17 de agosto de 2015

Chico-Chorão. Maurice Sendak (Kalandraka)

Em 1970, Sendak criou duas pequenas animações que integraram a versão norte-americana (e original) do programa televisivo e pedagógico Rua Sésamo. Ambos eram dedicados a dois algarismos, o 7 e o 9. Se a primeira, “Seven Little Monsters”, daria origem a uma série de livros explorados por outros autores, o segundo, “Bumble-Ardy” daria origem a este mesmo picture book, agora publicado em português, no seguimento da publicação da obra deste autor maior desta área, como já havíamos discutido. (Mais) 

Se o progresso textual nos pode parecer tolo, qualidade que é mantida pela tradução de Carla Maia de Almeida, isso deve-se aos objectivos contraditórios do programa original – a educação pela via lúdica e por vezes trapalhonça mesmo – e do autor, que de uma forma ou outra “absorve” os projectos para os seus temas recorrentes. Repare-se como da criança original que convida porcos para o seu aniversário, o livro ganha contornos ligeiramente mais lúgubres, apesar de disfarçados pela celeridade da história e pelo humor incessante: este Bumble-Ardy suíno, ou na sua versão portuguesa incontestável e segura, Chico-Chorão, é órfão de ambos os pais, transformados em chouriço (uma leitura abusiva quase que poderia explorar vias alucinadas, de projecções do Holocausto – nada estranho na obra de Sendak – nesta família de… porcos), e encontra no seu nono aniversário (alguma cerimónia especial, passível de interpretações simbólicas?) uma ocasião para a libertação de todas as regras. Não queri isso dizer que se chegue a bom porto.

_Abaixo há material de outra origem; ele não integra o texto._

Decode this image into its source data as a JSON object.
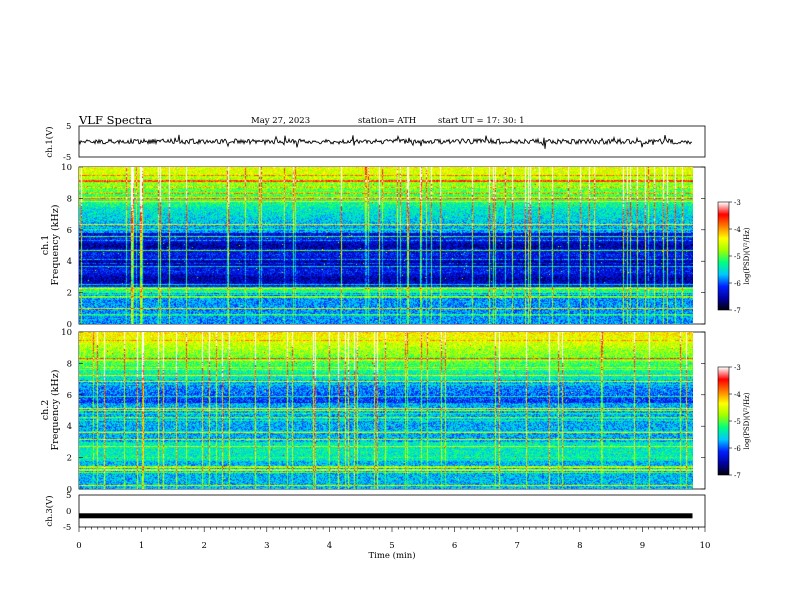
{
  "header": {
    "title": "VLF  Spectra",
    "date": "May 27, 2023",
    "station": "station= ATH",
    "start_ut": "start  UT  =    17: 30: 1"
  },
  "chart_data": [
    {
      "id": "ch1_waveform",
      "type": "line",
      "ylabel": "ch.1(V)",
      "ylim": [
        -5,
        5
      ],
      "yticks": [
        "5",
        "-5"
      ],
      "trace_level": 0,
      "trace_color": "#000000"
    },
    {
      "id": "ch1_spectrogram",
      "type": "heatmap",
      "ylabel_line1": "ch.1",
      "ylabel_line2": "Frequency  (kHz)",
      "ylim": [
        0,
        10
      ],
      "yticks": [
        "0",
        "2",
        "4",
        "6",
        "8",
        "10"
      ],
      "colorbar": {
        "label": "log(PSD)(V²/Hz)",
        "range": [
          -7,
          -3
        ],
        "ticks": [
          "-3",
          "-4",
          "-5",
          "-6",
          "-7"
        ]
      }
    },
    {
      "id": "ch2_spectrogram",
      "type": "heatmap",
      "ylabel_line1": "ch.2",
      "ylabel_line2": "Frequency  (kHz)",
      "ylim": [
        0,
        10
      ],
      "yticks": [
        "0",
        "2",
        "4",
        "6",
        "8",
        "10"
      ],
      "colorbar": {
        "label": "log(PSD)(V²/Hz)",
        "range": [
          -7,
          -3
        ],
        "ticks": [
          "-3",
          "-4",
          "-5",
          "-6",
          "-7"
        ]
      }
    },
    {
      "id": "ch3_waveform",
      "type": "line",
      "ylabel": "ch.3(V)",
      "ylim": [
        -5,
        5
      ],
      "yticks": [
        "5",
        "0",
        "-5"
      ],
      "trace_level": -1.5,
      "trace_color": "#000000"
    }
  ],
  "xaxis": {
    "label": "Time  (min)",
    "xlim": [
      0,
      10
    ],
    "ticks": [
      "0",
      "1",
      "2",
      "3",
      "4",
      "5",
      "6",
      "7",
      "8",
      "9",
      "10"
    ],
    "data_end": 9.8
  },
  "colors": {
    "colormap": [
      "#000000",
      "#0000a0",
      "#0020ff",
      "#00c8ff",
      "#00ff80",
      "#a0ff00",
      "#ffff00",
      "#ff8000",
      "#ff0000",
      "#ffffff"
    ]
  }
}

Para além do tema da criança isolada, com um qualquer grau de afastamento dos seus progenitores ou adultos supervisores, para que possa mergulhar num qualquer episódio caótico de rebeldia, folia ou funçanata, encontraremos também presentes o tema recorrente da comida, especialmente aquela farta e luxuosa que representa um fausto e posição social. A ideia de se cruzar com “convidados”, “amigos”, “companheiros” ou pura e simplesmente “estranhos” que vêem desarrumar o funcionamento expectável e normativo da sua vida é igualmente repetida. Para além dos seus livros mais famosos, também em Kenny’s Window e One was Johnny, os protagonistas têm de lidar com súbitos comensais em fúria. Esses episódios servem sempre para colocar em crise (ou em maior crise, as mais das vezes) a relação com o familiar, neste caso com a tia, mas, como soe, tudo acaba em bem, com uma reconciliação a um só tempo clara, mas sempre deixando alguma pontinha de melancolia. Neste caso em particular, testemunhamos a fúria, sim, mas da figura adulta, terrífica.


Quanto ao estilo, estamos aqui perante igualmente uma mão-cheia de formas recorrentes: as páginas começam com as figuras contra uma paisagem e localizações relativamente destacadas de fundos brancos, para depois se fecharem em breves molduras que estabelecem a objectividade das circunstâncias, dando depois lugar a uma procissão que ocupa progressivamente o espaço visual. Figuras isoladas primeiro, depois o regresso das molduras (e repare-se como o propósito pedagógico – ensinar o algarismo 9 – cai numa sobre-exposição alucinada e até quase-macabra, podendo-se ler cada personagem como que representando uma área sombria), e finalmente – tal qual como em Onde vivem os monstros – três spreads a “sangrar”, totalmente ocupadas por imagens detalhadas, e “silenciosas”, se excluirmos os textos escritos, ainda que esse “silêncio” corresponda precisamente, na nossa imaginação, à maior algazarra possível.

Este livro tem construções de composição que permitem uma leitura dupla: a linear, da “narrativa”, e aquela que se perde nos pormenores apresentados, nos pequenos recados e conselhos, nas linhas por dizer de cada personagem. E, como sempre, na Lua, criatura mutante ela mesma que vai acompanhando a acção de longe mas nela participa de alguma forma.

Nota final: agradecimentos à editora, pela oferta do livro.